We will show how we use our scikit-learn based toolkit cream to build and validate predictive models for important properties in drug design, such as optimization of biochemical/cellular activity and ADME properties.

Tags: Artificial Intelligence, Deep Learning & Artificial Intelligence, Data Science, Jupyter, Machine Learning, Science

Scheduled on thursday 16:35 in room lecture


Daniel Kuhn

Daniel Kuhn is computational chemist and discovery project leader at Merck in Darmstadt, Germany. After studying pharmacy in Marburg he obtained his PhD from Philipps-University, Marburg in computational chemistry working with Gerhard Klebe on the classification of protein binding sites. In 2004 he joined Boehringer Ingelheim in Vienna as computational chemist working in oncology research. In 2010 he joined Merck as principal scientist contributing to projects in early and late drug discovery stages. He is also leading a lead optimization project towards preclinical development. His research interests include protein kinase drug discovery, structure-based design and machine learning approaches to hit identification and lead-optimization.

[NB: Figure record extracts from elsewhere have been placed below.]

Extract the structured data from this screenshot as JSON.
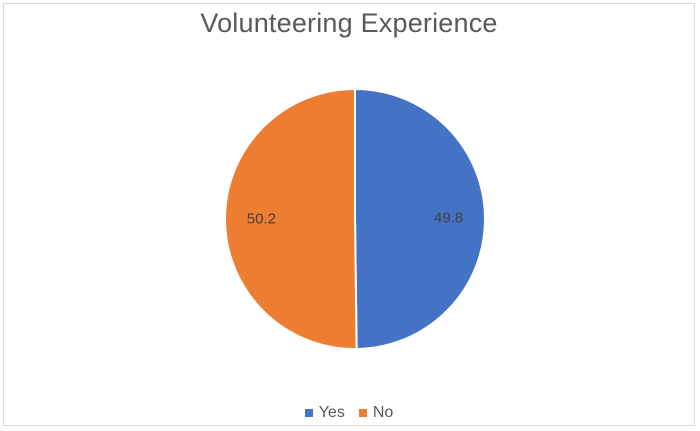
{
  "chart_data": {
    "type": "pie",
    "title": "Volunteering Experience",
    "categories": [
      "Yes",
      "No"
    ],
    "values": [
      49.8,
      50.2
    ],
    "data_labels": [
      "49.8",
      "50.2"
    ],
    "colors": [
      "#4472c4",
      "#ed7d31"
    ],
    "legend_position": "bottom",
    "start_angle": "top, clockwise"
  }
}
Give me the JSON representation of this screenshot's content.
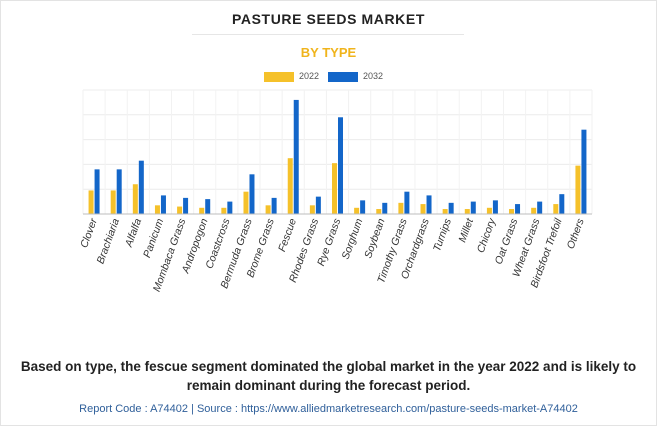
{
  "colors": {
    "y2022": "#f5c12a",
    "y2032": "#1366c9",
    "title": "#222222",
    "subtitle": "#f0b41c",
    "source": "#2f5f9a"
  },
  "chart_data": {
    "type": "bar",
    "title": "PASTURE SEEDS MARKET",
    "subtitle": "BY TYPE",
    "xlabel": "",
    "ylabel": "",
    "grid": true,
    "legend_placement": "top-center",
    "ylim": [
      0,
      100
    ],
    "categories": [
      "Clover",
      "Brachiaria",
      "Alfalfa",
      "Panicum",
      "Mombaca Grass",
      "Andropogon",
      "Coastcross",
      "Bermuda Grass",
      "Brome Grass",
      "Fescue",
      "Rhodes Grass",
      "Rye Grass",
      "Sorghum",
      "Soybean",
      "Timothy Grass",
      "Orchardgrass",
      "Turnips",
      "Millet",
      "Chicory",
      "Oat Grass",
      "Wheat Grass",
      "Birdsfoot Trefoil",
      "Others"
    ],
    "series": [
      {
        "name": "2022",
        "values": [
          19,
          19,
          24,
          7,
          6,
          5,
          5,
          18,
          7,
          45,
          7,
          41,
          5,
          4,
          9,
          8,
          4,
          4,
          5,
          4,
          5,
          8,
          39
        ]
      },
      {
        "name": "2032",
        "values": [
          36,
          36,
          43,
          15,
          13,
          12,
          10,
          32,
          13,
          92,
          14,
          78,
          11,
          9,
          18,
          15,
          9,
          10,
          11,
          8,
          10,
          16,
          68
        ]
      }
    ]
  },
  "caption": "Based on type, the fescue segment dominated the global market in the year 2022 and is likely to remain dominant during the forecast period.",
  "source": "Report Code : A74402  |  Source : https://www.alliedmarketresearch.com/pasture-seeds-market-A74402"
}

Developing safe and efficacious drugs is a multi-parameter optimization process. A good drug needs besides affinity to the receptor or protein target also good ADME (Absorption, Distribution, Metabolism, and Excretion) properties to be successful. Machine learning models are used to assess compound ideas early-on in the design process and give guidance what to synthesize next. We will present our scikit-learn based toolkit cream to build and validate predictive models. Results from validation studies using existing data as well as prospective prediction results will be shared. Special focus will be placed on how confidence in predictions can be increased using cross-validation procedures and by consideration of the domain of applicability of the predictions.